Format International Security Printers Ltd. (FI), was incorporated on August 4, 1967. They produced many of the stamp issues handled by the Philatelic Distribution Corporation and its predecessors Philatelists Limited and Philatelists 1980 Limited. Format also handled many stamp issues for the British Crown Agents as well who was one of their main customer. The British Crown Agents actually had an office and storage room that held special Crown Agent watermarked paper used for the production of their stamp issues. Clive Feigenbaum was chairman from 1988 until the firm began liquidation proceeding on July 31, 1989. The liquidation took almost eleven years when the company was dissolved on February 22, 2001. FI printed stamps for over a hundred countries including numerous Commonwealth countries amongst which were the controversial "Leaders of the World" series and did indeed produce stamps containing deliberate errors - the subject of the Tuvalu court case referred to above. All business references taken from Companies House (located in the United Kingdom) microfilmed documents which are all public records.

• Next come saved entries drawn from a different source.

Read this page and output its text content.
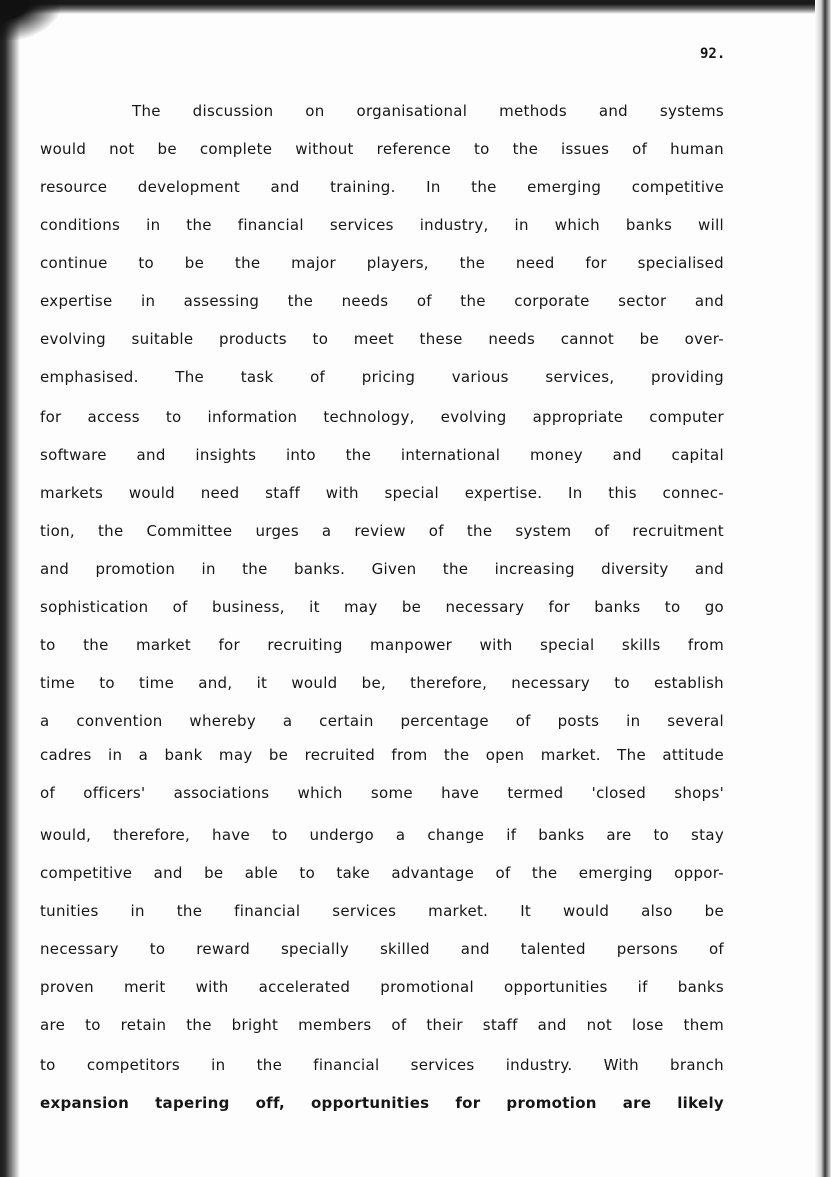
92.
The discussion on organisational methods and systems
would not be complete without reference to the issues of human
resource development and training. In the emerging competitive
conditions in the financial services industry, in which banks will
continue to be the major players, the need for specialised
expertise in assessing the needs of the corporate sector and
evolving suitable products to meet these needs cannot be over-
emphasised. The task of pricing various services, providing
for access to information technology, evolving appropriate computer
software and insights into the international money and capital
markets would need staff with special expertise. In this connec-
tion, the Committee urges a review of the system of recruitment
and promotion in the banks. Given the increasing diversity and
sophistication of business, it may be necessary for banks to go
to the market for recruiting manpower with special skills from
time to time and, it would be, therefore, necessary to establish
a convention whereby a certain percentage of posts in several
cadres in a bank may be recruited from the open market. The attitude
of officers' associations which some have termed 'closed shops'
would, therefore, have to undergo a change if banks are to stay
competitive and be able to take advantage of the emerging oppor-
tunities in the financial services market. It would also be
necessary to reward specially skilled and talented persons of
proven merit with accelerated promotional opportunities if banks
are to retain the bright members of their staff and not lose them
to competitors in the financial services industry. With branch
expansion tapering off, opportunities for promotion are likely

==Star Wars and Teletubbies stamps==
In 2001, Stampdile Limited was fined £5,000 at Harrow Magistrates Court for supplying "Star Wars" and "Teletubbies" stamps which breached trademark laws. Clive Feigenbaum was fined £1,500 personally over the same matter.

==Easdale==
Feigenbaum was the major landowner on the island of Easdale in the west of Scotland, for which one of his firms produced "stamps" of doubtful validity. The island website, now defunct, commented in 2002 that the stamps were "...certainly not used for postage on this island, or in the UK." Feigenbaum bought his interest in the island for £300,000 in the early 1990s with an eye to producing stamps with the Easdale name. His efforts were not always appreciated, however, and Frances Shand Kydd, mother of Diana, Princess of Wales, threatened to sue Feigenbaum in 1998 after he produced a stamp of Diana meeting Mother Teresa. One local was quoted in The Sunday Times as saying "It is bloody embarrassing at times, he sells these stamps to the Japanese. We even had the Japanese ambassador phoning to complain that Japan's emperor was featured on one. [Bill] Clinton and [Monica] Lewinsky were on another."

Following Feigenbaum's death in 2007, the ownership of the common land on the island passed to his son, Jonathan.

== Other interests ==
Feigenbaum was a keen rugby and cricket player. He was a past chairman of the Belmont & Edgware Cricket Club, a cricket club in Hertfordshire.